Yağma suçundan sanık .. .. hakkında yapılan yargılama sonucunda, mahkumiyetine ilişkin .... 2. Ağır Ceza Mahkemesinin 17/11/2011 gün ve 2011/240 Esas, 2011/451 Karar sayılı hükmün sanık savunmanı tarafından temyiz edildiği, Dairemizin 27/01/2016 gün ve 2013/28087 Esas, 2016/381 Karar sayılı düzeltilerek onama yolundaki ilamına karşı ... .. ..... 17/03/2016 gün ve ....-6-2012/37512 sayılı yazısı ile itiraz kanun yoluna başvurması üzerine;
Dosya dairemize gönderilmekle okunarak gereği düşünüldü;
T Ü R K M İ L L E T İ A D I N A
5271 sayılı CMK.'nın 6352 sayılı Yasanın 99. maddesi ile değişik 308. maddesi gereğince yapılan incelemede;
Dairemizin 27/01/2016 gün ve 2013/28087 Esas, 2016/381 sayılı kararı usul ve yasaya uygun bulunmakla, Yargıtay Cumhuriyet Başsavcılığı itiraz sebepleri yerinde görülmediğinden,
CMK'nın 308/2-3 maddeleri gereğince İTİRAZIN REDDİNE, dosyanın itiraz konusunda karar verilmek üzere Yargıtay Ceza Genel Kuruluna gönderilmesi için Yargıtay Cumhuriyet Başsavcılığına İADESİNE, 31/03/2016 tarihinde Üye İlhan Kaya'nın karşı oyu ve oyçokluğuyla karar verildi.
KARŞI OY:
İncelenen dosya içeriğine göre;
“..Sanık .... ile müşteki Süreyya'nın resmi nikahla evli oldukları, 19/01/2010 olay tarihinde şüphelinin, müştekiden kolundaki bileziklerini istemesi üzerine başlayan tartışmada basit nitelikte darp edip ölümle tehdit ederek bilezikleri aldığı, savunmasında ödenmesi gerekli taksitler nedeniyle bilezikleri istediğini, eşinin vermemesi üzerine de bilezikleri keserek aldığını beyan ettiği..” iddiasıyla hakkında ..... Sulh Ceza Mahkemesine "basit yaralama" suçundan TCK'nın 86/2, 3.a ve "tehdit" suçu nedeniyle de 106/1-1.cümle maddeleri gereğince cezalandırılması istemiyle kamu davası açılmış,
Bu mahkemece, altınların zor kullanmak sureti ile alındığı, tehdit iddiasının da yağma suçunun unsuru içinde yer aldığı, bu şekilde sanığın eyleminin kül halinde TCK'nın 148. maddesinde düzenlenen üst sınırı 10 yıl olan ve 5235 s.y.nın 10.maddesi gereğince değerlendirme görevi Ağır Ceza Mahkemesine ait bulunan "yağma" suçunu oluşturabileceği gerekçesiyle görevsizlik kararı verilerek dosya Bursa Ağır Ceza Mahkemesi'ne gönderilmiştir.
Aşamalarda;
Katılan; kolundaki altınları sanığın zorla ve pense ile keserek aldığını, bu esnada bileğinden yaralandığını bildirmiş,
Sanık; eşi olan müştekinin kendisini zorla TOKİ'ye üye yaptırdığını, Toki borcunu ödeyebilmek için fiili işlediğini, eşinin kolundaki altın bilezikleri keserek aldığını, ancak kesinlikle kendisini ölümle tehdit etmediğini, olay esnasında yanlarında müşterek kızları ..... bulunduğunu savunmuş,
Müşterek kızları olan tanık ......; “..babamın TOKİ borcu vardı. Bu borcu nedeniyle babam annemden altınları istedi.

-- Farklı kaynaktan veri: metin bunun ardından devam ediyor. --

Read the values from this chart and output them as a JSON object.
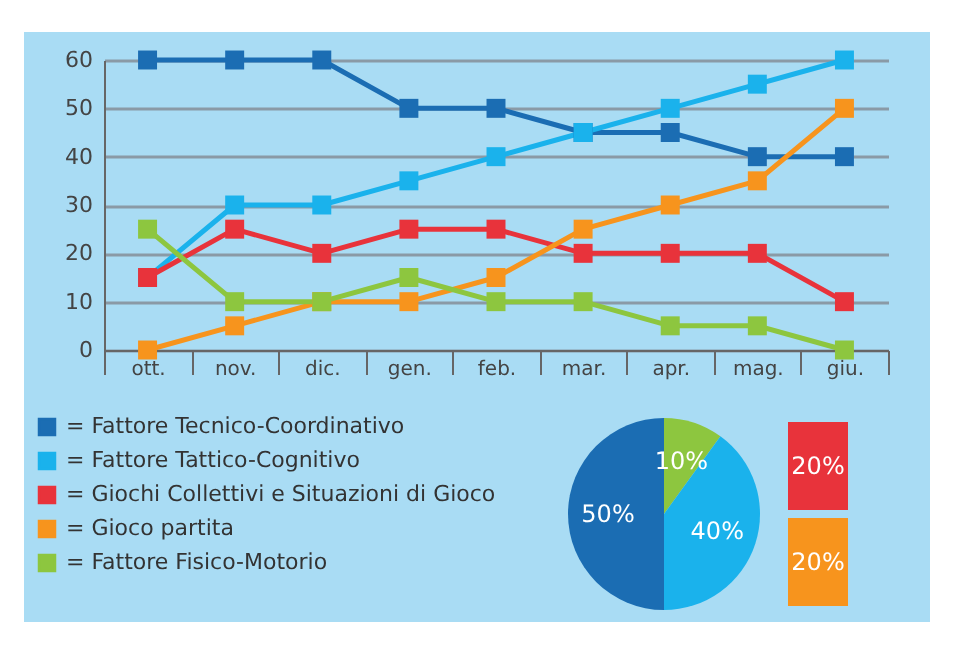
{
  "chart_data": [
    {
      "type": "line",
      "categories": [
        "ott.",
        "nov.",
        "dic.",
        "gen.",
        "feb.",
        "mar.",
        "apr.",
        "mag.",
        "giu."
      ],
      "ylim": [
        0,
        60
      ],
      "yticks": [
        0,
        10,
        20,
        30,
        40,
        50,
        60
      ],
      "grid": "y",
      "legend": "bottom left",
      "marker": "square",
      "series": [
        {
          "name": "= Fattore Tecnico-Coordinativo",
          "color": "#1b6db3",
          "values": [
            60,
            60,
            60,
            50,
            50,
            45,
            45,
            40,
            40
          ]
        },
        {
          "name": "= Fattore Tattico-Cognitivo",
          "color": "#1ab2ec",
          "values": [
            15,
            30,
            30,
            35,
            40,
            45,
            50,
            55,
            60
          ]
        },
        {
          "name": "= Giochi Collettivi e Situazioni di Gioco",
          "color": "#e8333b",
          "values": [
            15,
            25,
            20,
            25,
            25,
            20,
            20,
            20,
            10
          ]
        },
        {
          "name": "= Gioco partita",
          "color": "#f7941d",
          "values": [
            0,
            5,
            10,
            10,
            15,
            25,
            30,
            35,
            50
          ]
        },
        {
          "name": "= Fattore Fisico-Motorio",
          "color": "#8dc63f",
          "values": [
            25,
            10,
            10,
            15,
            10,
            10,
            5,
            5,
            0
          ]
        }
      ]
    },
    {
      "type": "pie",
      "categories": [
        null,
        null,
        null
      ],
      "values": [
        10,
        40,
        50
      ],
      "colors": [
        "#8dc63f",
        "#1ab2ec",
        "#1b6db3"
      ],
      "value_labels": [
        "10%",
        "40%",
        "50%"
      ]
    },
    {
      "type": "bar",
      "stacked": true,
      "categories": [
        null
      ],
      "series": [
        {
          "color": "#f7941d",
          "values": [
            20
          ],
          "value_labels": [
            "20%"
          ]
        },
        {
          "color": "#e8333b",
          "values": [
            20
          ],
          "value_labels": [
            "20%"
          ]
        }
      ]
    }
  ]
}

Annem vermedi. ...Anneme kesinlikle vurulmadı. Babam annemin kolundan bilezikleri pense ile keserek zorla aldı." şeklinde beyanlarda bulunmuş,
Yerel Ağır Ceza Mahkemesince, olayın oluşu; “..müşteki beyanları, tarafların müşterek çocukları ve olay görgü tanığı olan ..... beyanı, ...ve tüm dosya kapsamı dikkate alındığında; müşteki ile sanığın olay tarihinde karı-koca oldukları, olay günü sanığın TOKİ'ye olan borçlarını ödemek için müştekinin kolundaki altın bileziklerini ...vermesini istediği, müştekinin kabul etmemesi üzerine sanığın pense ile müştekinin kolundaki altın bilezikleri kesmek suretiyle zorla kolundan aldığı yine müştekinin boynundaki altın kolyeyi de kopartmak suretiyle zorla aldığı, müştekinin sanığın bu eylemleri sırasında bileğinden ...basit şekilde yaralandığı, sanığın suçunu açıkça kabul ettiği, olayın tek görgü tanığı ..müşterek çocukları olan tanık ..... ..... Sulh Ceza Mahkemesinde 11.02.2011 tarihli celsede verdiği beyanında olayı doğruladığı anlaşılmış olup, sanığın bu haliyle üzerine atılı yağma suçunu işlediği sabit olduğu..” biçiminde kabul edilerek, 5237 sayılı TCK'nın 148/1, 62. ve 53. maddeleri gereğince sonuç 5 yıl hapis cezasına mahkumiyeti yönünde hüküm kurulmuştur.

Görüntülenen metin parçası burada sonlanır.